Everyone Loves Architect-Designed Homes Which Contribute to What Makes Us Happy
Still, we need more architect-designed homes. Everyone loves architect-designed homes.
2016 TEDx Video – (14:15-14:17)
When people become more thoughtful about their homes, they like homes that have had more thought put into them.
Raised in an Architect-Designed Home Inspires Own Architect-Designed Home
I’ve noticed when someone grows up in an architect-designed home, some day they have an architect design their own home. I recall one woman who was raised by her parents in a stately mansion, designed by the great architects Otto Lang and Frank Witchell on the grandest boulevard in Dallas. When it came time for her own home, she found a hidden ravine at the end of a street, where her architect James Pratt designed a modern home, where you entered the home over the ravine on a footbridge, to the roof, and from there you descended into the living room.
Regardless of these being two very different houses, they share what makes us happy: great design, a strong architectural point of view, a beautiful setting relating to nature and the neighborhood, sightlines into several rooms, sunlight pouring in from many directions, pleasing proportions, and many other architectural triumphs and transformations that make us happy. Good locations come and go, but a great site is forever.
2016 TEDx Video – (14:19-15:29)
For decades before the pandemic, those familiar with living in architect-designed homes and homes that made them happy purposely sought out a house later in their life with characteristics that would make them happy. For generations, architect-designed homes were for an elite club of people in the know.
Architects didn’t advertise their services. Wonderful homes were only open to the owners’ friends. The majority of people have never been exposed to thoughtful design. Twenty-five years ago, the internet made architecture and design more readily available. Architectural tours replaced generic home tours. The pandemic has intensified our interest and accelerates our knowledge and understanding of what makes us happy in a home.

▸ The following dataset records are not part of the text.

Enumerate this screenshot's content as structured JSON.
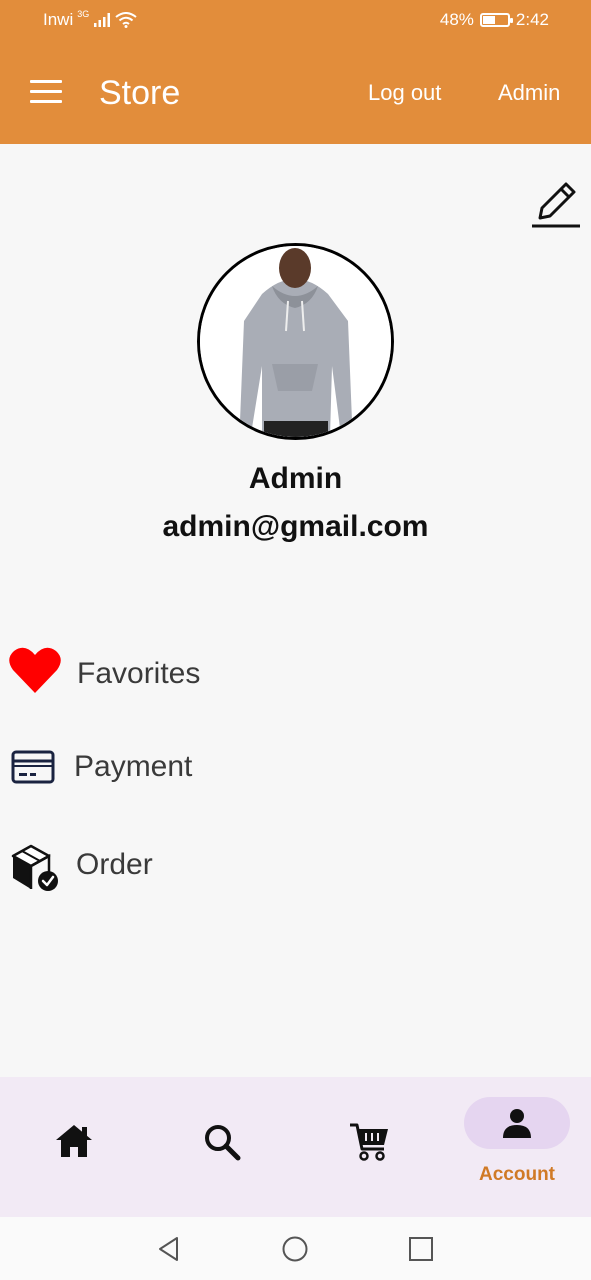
{
  "status_bar": {
    "carrier": "Inwi",
    "network": "3G",
    "battery": "48%",
    "battery_level": 0.48,
    "time": "2:42"
  },
  "app_bar": {
    "title": "Store",
    "logout_label": "Log out",
    "admin_label": "Admin"
  },
  "profile": {
    "name": "Admin",
    "email": "admin@gmail.com"
  },
  "menu": [
    {
      "label": "Favorites",
      "icon": "heart-icon"
    },
    {
      "label": "Payment",
      "icon": "credit-card-icon"
    },
    {
      "label": "Order",
      "icon": "package-check-icon"
    }
  ],
  "bottom_nav": {
    "items": [
      "home-icon",
      "search-icon",
      "cart-icon",
      "account-icon"
    ],
    "account_label": "Account",
    "active": "Account"
  },
  "colors": {
    "accent": "#e28d3b",
    "active_label": "#d07a26",
    "active_pill": "#e5d5f0",
    "nav_bg": "#f2eaf5",
    "favorite": "#ff0000"
  }
}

At one time only people who grew up in an architect-designed home had the pleasure of knowing what makes us happy in a home.

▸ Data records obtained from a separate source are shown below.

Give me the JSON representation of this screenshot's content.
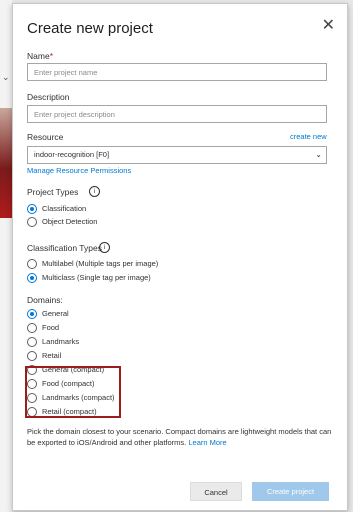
{
  "dialog": {
    "title": "Create new project",
    "close_icon": "close-icon"
  },
  "name": {
    "label": "Name",
    "required_mark": "*",
    "placeholder": "Enter project name",
    "value": ""
  },
  "description": {
    "label": "Description",
    "placeholder": "Enter project description",
    "value": ""
  },
  "resource": {
    "label": "Resource",
    "create_new_link": "create new",
    "selected": "indoor-recognition [F0]",
    "manage_link": "Manage Resource Permissions"
  },
  "project_types": {
    "label": "Project Types",
    "info_icon": "info-icon",
    "options": [
      {
        "label": "Classification",
        "checked": true
      },
      {
        "label": "Object Detection",
        "checked": false
      }
    ]
  },
  "classification_types": {
    "label": "Classification Types",
    "info_icon": "info-icon",
    "options": [
      {
        "label": "Multilabel (Multiple tags per image)",
        "checked": false
      },
      {
        "label": "Multiclass (Single tag per image)",
        "checked": true
      }
    ]
  },
  "domains": {
    "label": "Domains:",
    "options": [
      {
        "label": "General",
        "checked": true
      },
      {
        "label": "Food",
        "checked": false
      },
      {
        "label": "Landmarks",
        "checked": false
      },
      {
        "label": "Retail",
        "checked": false
      },
      {
        "label": "General (compact)",
        "checked": false
      },
      {
        "label": "Food (compact)",
        "checked": false
      },
      {
        "label": "Landmarks (compact)",
        "checked": false
      },
      {
        "label": "Retail (compact)",
        "checked": false
      }
    ]
  },
  "help": {
    "text": "Pick the domain closest to your scenario. Compact domains are lightweight models that can be exported to iOS/Android and other platforms.",
    "link": "Learn More"
  },
  "buttons": {
    "cancel": "Cancel",
    "create": "Create project"
  },
  "colors": {
    "accent": "#0078d4",
    "highlight_border": "#9e1b1b",
    "create_disabled": "#9fc8ea"
  }
}
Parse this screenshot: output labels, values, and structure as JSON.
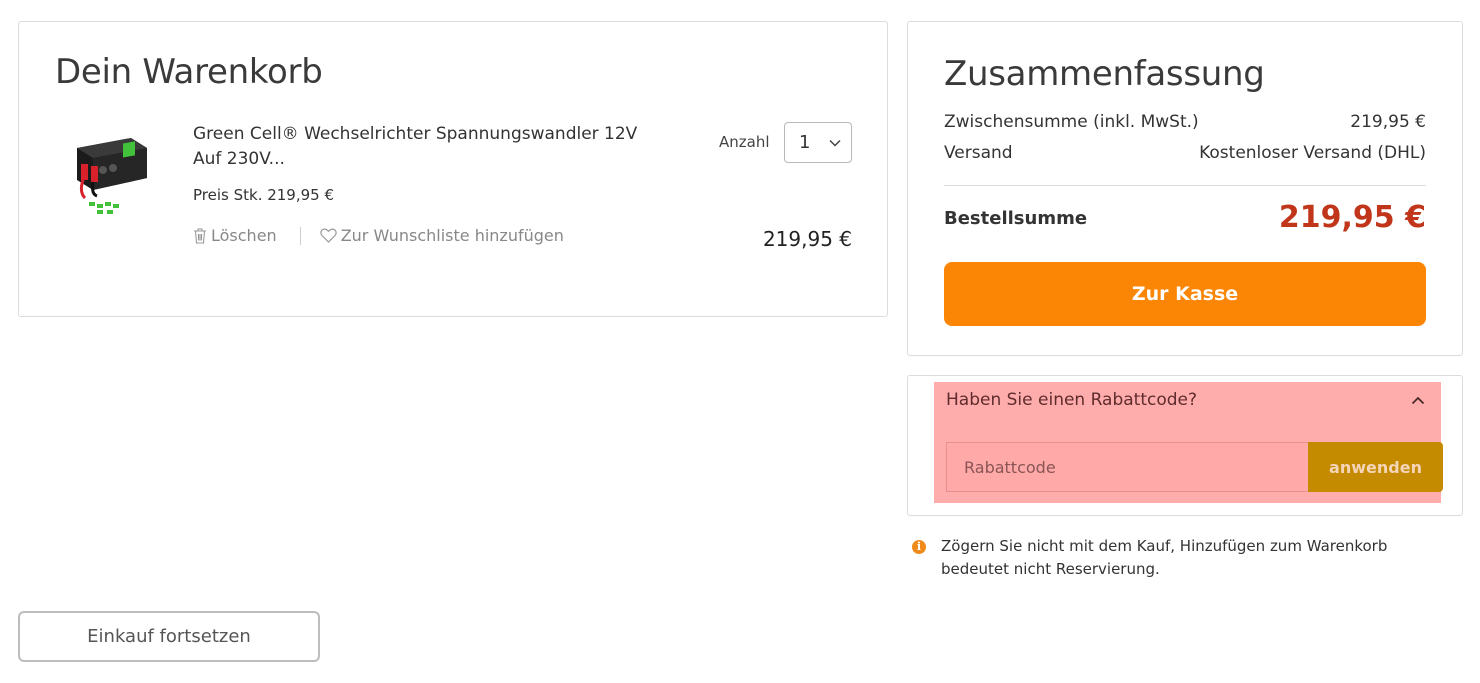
{
  "cart": {
    "title": "Dein Warenkorb",
    "item": {
      "name": "Green Cell® Wechselrichter Spannungswandler 12V Auf 230V...",
      "unit_price": "Preis Stk. 219,95 €",
      "quantity_label": "Anzahl",
      "quantity": "1",
      "delete_label": "Löschen",
      "wishlist_label": "Zur Wunschliste hinzufügen",
      "line_total": "219,95 €"
    },
    "continue_label": "Einkauf fortsetzen"
  },
  "summary": {
    "title": "Zusammenfassung",
    "subtotal_label": "Zwischensumme (inkl. MwSt.)",
    "subtotal_value": "219,95 €",
    "shipping_label": "Versand",
    "shipping_value": "Kostenloser Versand (DHL)",
    "total_label": "Bestellsumme",
    "total_value": "219,95 €",
    "checkout_label": "Zur Kasse"
  },
  "coupon": {
    "question": "Haben Sie einen Rabattcode?",
    "placeholder": "Rabattcode",
    "apply_label": "anwenden"
  },
  "notice": {
    "text": "Zögern Sie nicht mit dem Kauf, Hinzufügen zum Warenkorb bedeutet nicht Reservierung."
  },
  "colors": {
    "accent_orange": "#fb8505",
    "total_red": "#c1361a",
    "highlight_pink": "#ffacac",
    "apply_gold": "#c48a00"
  },
  "icons": {
    "delete": "trash-icon",
    "wishlist": "heart-icon",
    "quantity": "chevron-down-icon",
    "coupon_toggle": "chevron-up-icon",
    "notice": "info-icon"
  }
}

Amusing to Look Back at MLS Books and Preoccupation with Statistics
I think in a few years, just like MLS books, we will look back at 2016 with amusement, as a time when we were consumed with a home’s statistics and data instead of understanding what is most important—homes that make us happy.
2016 TEDx Video – (15:30-15:54)
Now We Need to Look at What Makes Us Happy
We have seen a total shift in the market. Homebuyers are looking beyond the latest appliance, style or school district and are looking for homes that their family will enjoy living, playing and working in 24 hours a day.

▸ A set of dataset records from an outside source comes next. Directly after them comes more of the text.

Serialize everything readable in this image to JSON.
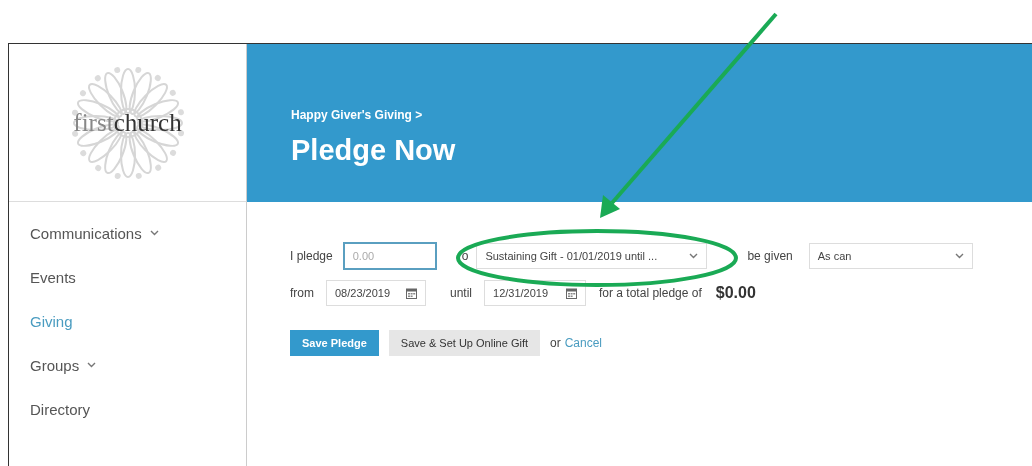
{
  "logo": {
    "text": "first**church**"
  },
  "sidebar": {
    "items": [
      {
        "label": "Communications",
        "expandable": true,
        "selected": false
      },
      {
        "label": "Events",
        "expandable": false,
        "selected": false
      },
      {
        "label": "Giving",
        "expandable": false,
        "selected": true
      },
      {
        "label": "Groups",
        "expandable": true,
        "selected": false
      },
      {
        "label": "Directory",
        "expandable": false,
        "selected": false
      }
    ]
  },
  "header": {
    "breadcrumb": "Happy Giver's Giving >",
    "title": "Pledge Now"
  },
  "form": {
    "pledge_label": "I pledge",
    "amount": {
      "placeholder": "0.00",
      "focused": true
    },
    "to_label": "o",
    "fund": {
      "value": "Sustaining Gift - 01/01/2019 until ..."
    },
    "frequency_label": "be given",
    "frequency": {
      "value": "As can"
    },
    "from_label": "from",
    "from_date": "08/23/2019",
    "until_label": "until",
    "until_date": "12/31/2019",
    "total_label": "for a total pledge of",
    "total": "$0.00"
  },
  "buttons": [
    {
      "label": "Save Pledge",
      "kind": "primary"
    },
    {
      "label": "Save & Set Up Online Gift",
      "kind": "secondary"
    }
  ],
  "or_text": "or",
  "cancel_link": "Cancel"
}
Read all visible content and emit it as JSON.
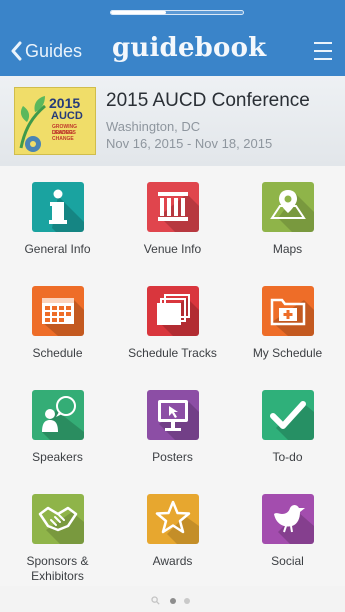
{
  "status_bar": {
    "progress": 0.42
  },
  "nav": {
    "back_label": "Guides",
    "brand": "guidebook"
  },
  "event": {
    "logo_year": "2015",
    "logo_org": "AUCD",
    "logo_tag1": "GROWING LEADERS",
    "logo_tag2": "DRIVING CHANGE",
    "title": "2015 AUCD Conference",
    "location": "Washington, DC",
    "dates": "Nov 16, 2015 - Nov 18, 2015"
  },
  "tiles": [
    {
      "label": "General Info",
      "icon": "info-icon",
      "color": "#1aa3a0"
    },
    {
      "label": "Venue Info",
      "icon": "building-columns-icon",
      "color": "#e0454d"
    },
    {
      "label": "Maps",
      "icon": "map-pin-icon",
      "color": "#8fb449"
    },
    {
      "label": "Schedule",
      "icon": "calendar-icon",
      "color": "#ee6d28"
    },
    {
      "label": "Schedule Tracks",
      "icon": "folders-icon",
      "color": "#d9363d"
    },
    {
      "label": "My Schedule",
      "icon": "folder-plus-icon",
      "color": "#ee6d28"
    },
    {
      "label": "Speakers",
      "icon": "speaker-bubble-icon",
      "color": "#34ad76"
    },
    {
      "label": "Posters",
      "icon": "poster-board-icon",
      "color": "#8c4ea5"
    },
    {
      "label": "To-do",
      "icon": "checkmark-icon",
      "color": "#2fb07a"
    },
    {
      "label": "Sponsors & Exhibitors",
      "icon": "handshake-icon",
      "color": "#8fb449"
    },
    {
      "label": "Awards",
      "icon": "star-icon",
      "color": "#e7a72f"
    },
    {
      "label": "Social",
      "icon": "bird-icon",
      "color": "#a34dae"
    }
  ],
  "pager": {
    "pages": 2,
    "current": 1
  },
  "colors": {
    "nav": "#3a84c9"
  }
}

We Needed A Revolution – We Got A Pandemic
We need a revolution.
2016 TEDx Video – (15:55-15:56)
We got a pandemic. This pandemic forced a revolution on how we thought about homes.
Now Is the Time to Stand Up for Good Design – This is What Makes Us Happy
Now is the time for us to stand up for good design, to applaud good design, and insist on good design for ourselves, our friends, and our community.
2016 TEDx Video – (16:00-16:03)
The pandemic isolated us and brought us together. Inferior design and sites were shunned. The triumph of good design was shown by the vibrant marketplace and the premium people paid for lovely sites with architecturally significant homes on them expressing what makes us happy.